Legal empowerment has garnered considerable attention globally in recent years as a valuable tool in addressing the justice gap, where over 5 billion people currently have unmet legal needs. Legal empowerment can be defined as a collective expression of initiatives that can enhance the ability of people, especially the vulnerable and marginalized, to know, use, and shape the law for protecting their entitlements and rights.
Although the term legal empowerment emerged only at the beginning of the 21st century, it encompasses activities that non-state actors around the world have reportedly been employing since as early as the 1950s. This article explores the history of legal empowerment in Bangladesh post-1971. It will also highlight the factors that influenced the movement since 1972.
When Bangladesh emerged from the war of liberation in 1971, there was very little room for state and non-state actors to focus on anything other than rehabilitation and reconstruction after the decades of systemic discrimination and exploitation that the country faced prior to its independence. The assassination of the father of the nation, Sheikh Mujibur Rahman, in 1975 and the military-backed government that followed negatively impacted legal empowerment activities during the 1970s.
Nevertheless, some relevant initiatives were undertaken during the 1970s. For instance, an incredibly progressive constitution was drafted shortly after 1971. The law banning abortion was temporarily suspended, keeping in mind that many women around the country were raped by Pakistani soldiers and their collaborators during the war in 1971, and a 10 percent quota for women in government and non-government jobs was introduced. Bangladesh Mahila Parishad, a rights organization led by women, presented a 16-point demand memorandum to the government, seeking equal rights for women in divorce and inheritance, along with legal measures to eradicate dowry and polygamy, among other things.
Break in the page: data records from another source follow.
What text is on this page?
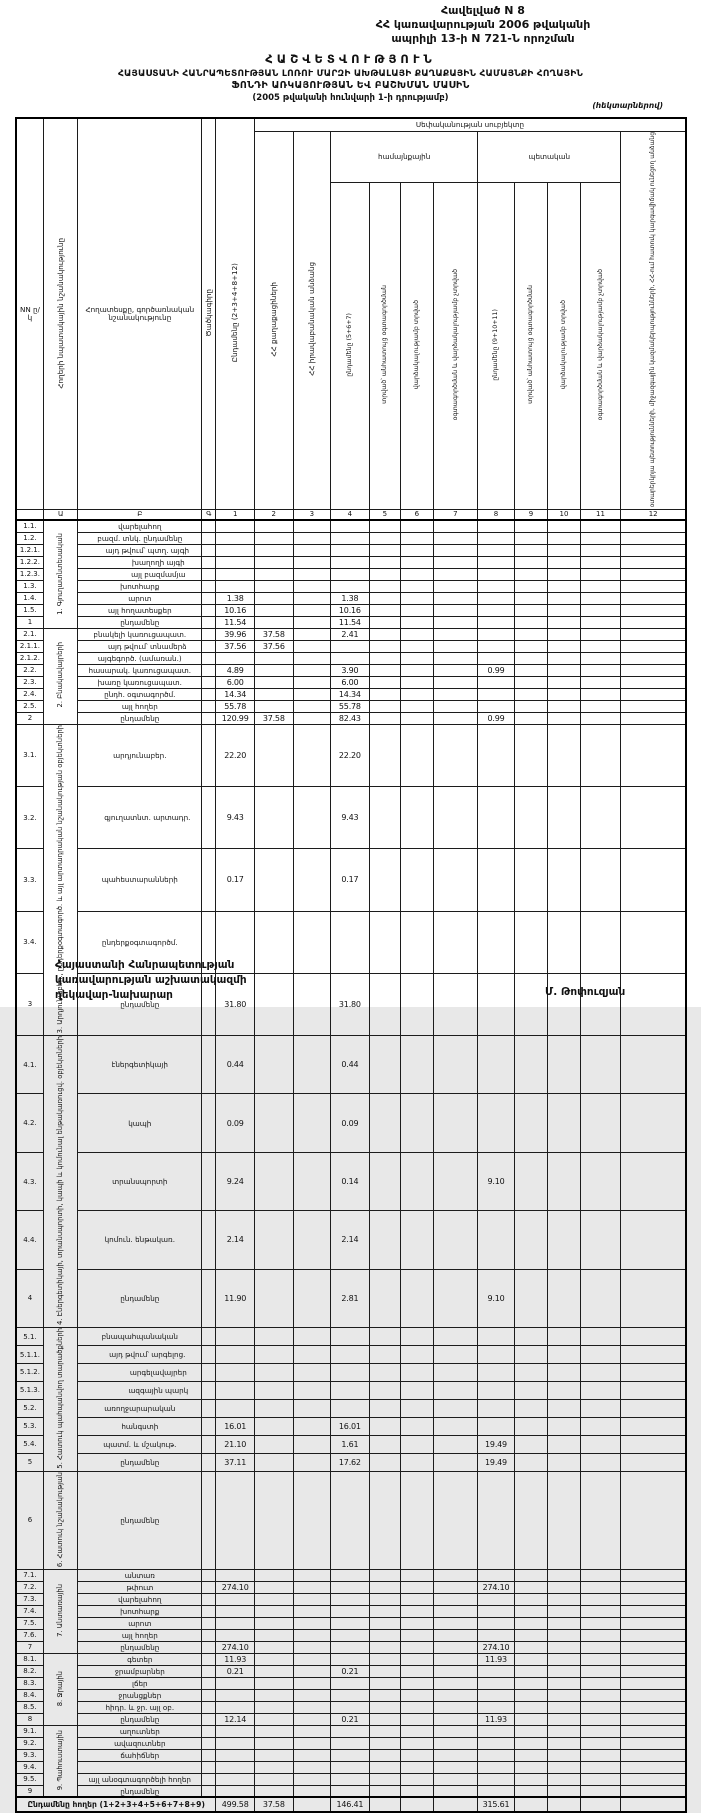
Հավելված N 8
ՀՀ կառավարության 2006 թվականի
ապրիլի 13-ի N 721-Ն որոշման
ՀԱՇՎԵՏՎՈՒԹՅՈՒՆ
ՀԱՅԱՍՏԱՆԻ ՀԱՆՐԱՊԵՏՈՒԹՅԱՆ ԼՈՌՈՒ ՄԱՐԶԻ ԱԽԹԱԼԱՅԻ ՔԱՂԱՔԱՅԻՆ ՀԱՄԱՅՆՔԻ ՀՈՂԱՅԻՆ
ՖՈՆԴԻ ԱՌԿԱՅՈՒԹՅԱՆ ԵՎ ԲԱՇԽՄԱՆ ՄԱՍԻՆ
(2005 թվականի հունվարի 1-ի դրությամբ)
(հեկտարներով)
NN ը/կ	Հողերի նպատակային նշանակությունը	Հողատեսքը, գործառնական նշանակությունը	Ծածկագիրը	Ընդամենը (2+3+4+8+12)	Սեփականության սուբյեկտը										
					ՀՀ քաղաքացիների	ՀՀ իրավաբանական անձանց	համայնքային				պետական				օտարերկրյա պետությունների, միջազգային կազմակերպությունների, ՀՀ-ում հատուկ կարգավիճակ ունեցող անձանց
							ընդամենը (5+6+7)	տրված՝ անհատույց օգտագործման	վարձակալությամբ տրված	օգտագործման և վարձակալությամբ չտրված	ընդամենը (9+10+11)	տրված՝ անհատույց օգտագործման	վարձակալությամբ տրված	օգտագործման և վարձակալությամբ չտրված	
	Ա	Բ	Գ	1	2	3	4	5	6	7	8	9	10	11	12
1.1.	1. Գյուղատնտեսական	վարելահող													
1.2.		բազմ. տնկ. ընդամենը													
1.2.1.		այդ թվում՝ պտղ. այգի													
1.2.2.		խաղողի այգի													
1.2.3.		այլ բազմամյա													
1.3.		խոտհարք													
1.4.		արոտ		1.38			1.38								
1.5.		այլ հողատեսքեր		10.16			10.16								
1		ընդամենը		11.54			11.54								
2.1.	2. Բնակավայրերի	բնակելի կառուցապատ.		39.96	37.58		2.41								
2.1.1.		այդ թվում՝ տնամերձ		37.56	37.56										
2.1.2.		այգեգործ. (ամառան.)													
2.2.		հասարակ. կառուցապատ.		4.89			3.90				0.99				
2.3.		խառը կառուցապատ.		6.00			6.00								
2.4.		ընդհ. օգտագործմ.		14.34			14.34								
2.5.		այլ հողեր		55.78			55.78								
2		ընդամենը		120.99	37.58		82.43				0.99				
3.1.	3. Արդյունաբեր., ընդերքօգտագործ. և այլ արտադրական նշանակության օբյեկտների	արդյունաբեր.		22.20			22.20								
3.2.		գյուղատնտ. արտադր.		9.43			9.43								
3.3.		պահեստարանների		0.17			0.17								
3.4.		ընդերքօգտագործմ.													
3		ընդամենը		31.80			31.80								
4.1.	4. Էներգետիկայի, տրանսպորտի, կապի և կոմունալ ենթակառուցվ. օբյեկտների	էներգետիկայի		0.44			0.44								
4.2.		կապի		0.09			0.09								
4.3.		տրանսպորտի		9.24			0.14				9.10				
4.4.		կոմուն. ենթակառ.		2.14			2.14								
4		ընդամենը		11.90			2.81				9.10				
5.1.	5. Հատուկ պահպանվող տարածքների	բնապահպանական													
5.1.1.		այդ թվում՝ արգելոց.													
5.1.2.		արգելավայրեր													
5.1.3.		ազգային պարկ													
5.2.		առողջարարական													
5.3.		հանգստի		16.01			16.01								
5.4.		պատմ. և մշակութ.		21.10			1.61				19.49				
5		ընդամենը		37.11			17.62				19.49				
6	6. Հատուկ նշանակության	ընդամենը													
7.1.	7. Անտառային	անտառ													
7.2.		թփուտ		274.10							274.10				
7.3.		վարելահող													
7.4.		խոտհարք													
7.5.		արոտ													
7.6.		այլ հողեր													
7		ընդամենը		274.10							274.10				
8.1.	8. Ջրային	գետեր		11.93							11.93				
8.2.		ջրամբարներ		0.21			0.21								
8.3.		լճեր													
8.4.		ջրանցքներ													
8.5.		հիդր. և ջր. այլ օբ.													
8		ընդամենը		12.14			0.21				11.93				
9.1.	9. Պահուստային	աղուտներ													
9.2.		ավազուտներ													
9.3.		ճահիճներ													
9.4.															
9.5.		այլ անօգտագործելի հողեր													
9		ընդամենը													
Ընդամենը հողեր (1+2+3+4+5+6+7+8+9)				499.58	37.58		146.41				315.61				
Հայաստանի Հանրապետության
կառավարության աշխատակազմի
ղեկավար-նախարար	Մ. Թոփուզյան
Bangladesh was under military rule during the latter half of 1970s and throughout the 1980s. Non-state civil society organizations (CSOs) were mostly engaged in restoring democracy and had to remain low-key due to state-imposed restrictions for quite some time. Even so, they succeeded in compelling the state to take initiatives that promoted legal empowerment. For example, their pressure led to the enactment of the Dowry Prohibition Act 1980, the National Drug Policy 1982, and the establishment of family courts in 1985. However, many informed observers believe that the military governments undertook these initiatives mainly to garner local and global legitimacy.
Nevertheless, CSOs also strongly protested against the 8th amendment of the constitution during this period, which, among other things, sought to establish Islam as the state religion. Bangladesh also saw some non-governmental organizations (NGOs) such as Madaripur Legal Aid Association, Ain O Salish Kendra, and BRAC making attempts to increase legal literacy and legal aid programs in the 1980s.
Bangladesh’s transition to democracy following the fall of the military dictator in 1990 and increased availability of sources of international funding in the 1990s represented a golden age for CSO/NGO activities. Apart from expanding their work on legal literacy and legal aid, NGOs increasingly became involved in developing alternative dispute resolution systems, election monitoring, promoting public interest litigation, governance and transparency, and capacity building.
CSOs and NGOs raised their voice in unison against issues such as religious edicts by imams and maulanas, trafficking of women and children, acid attacks, as well as rape and murder in police custody. Sustained efforts from the 1990s yielded some positive results. To cite a few examples, we saw the enactment of the Acid Offences Prevention Act 2002, the Acid Control Act 2002, and the Prevention of Oppression Against Women and Children Act 2000.
Concurrently, the activities of a few NGOs during the 1990s resulted in a perception that they were becoming too involved in politics, which subsequently had detrimental consequences for civic activities. While the government’s increased involvement in legal empowerment activities was evident from 2000 onwards, notably through initiatives to establish a government-backed legal aid system, the diminishing role of the NGOs also began at this point.
Nevertheless, one could cite some positive legal and policy changes in the field of legal empowerment during this period. These hard-earned legal and policy changes involved the recognition of transgender identity, the banning of the two-finger test in rape cases, the issuing of guidelines on arrest and remand of suspects in criminal cases, and the enactment of the Right to Information Act in 2009.
However, CSOs and NGOs are presently facing certain challenges that could explain their diminishing role in the Bangladeshi body politic. First, there has been a gradual shrinking of civil society space due to the enactment of various laws. This space will be further restricted if the political process remains uncontested. Second, the NGO sector as a whole has become less diverse, as it now tends to prioritize service delivery similar to the private sector, rather than emphasizing legal empowerment activities. Finally, there has been a sharp decline in foreign funds, reaching a six-year low in 2023.
These challenges have pushed CSOs and NGOs, particularly those working on legal empowerment, towards an existential crisis. Thus, moving forward, it is imperative that a process is initiated to identify new strategies, which will provide a more sustainable and effective paradigm to preserve and protect citizens’ entitlements and rights.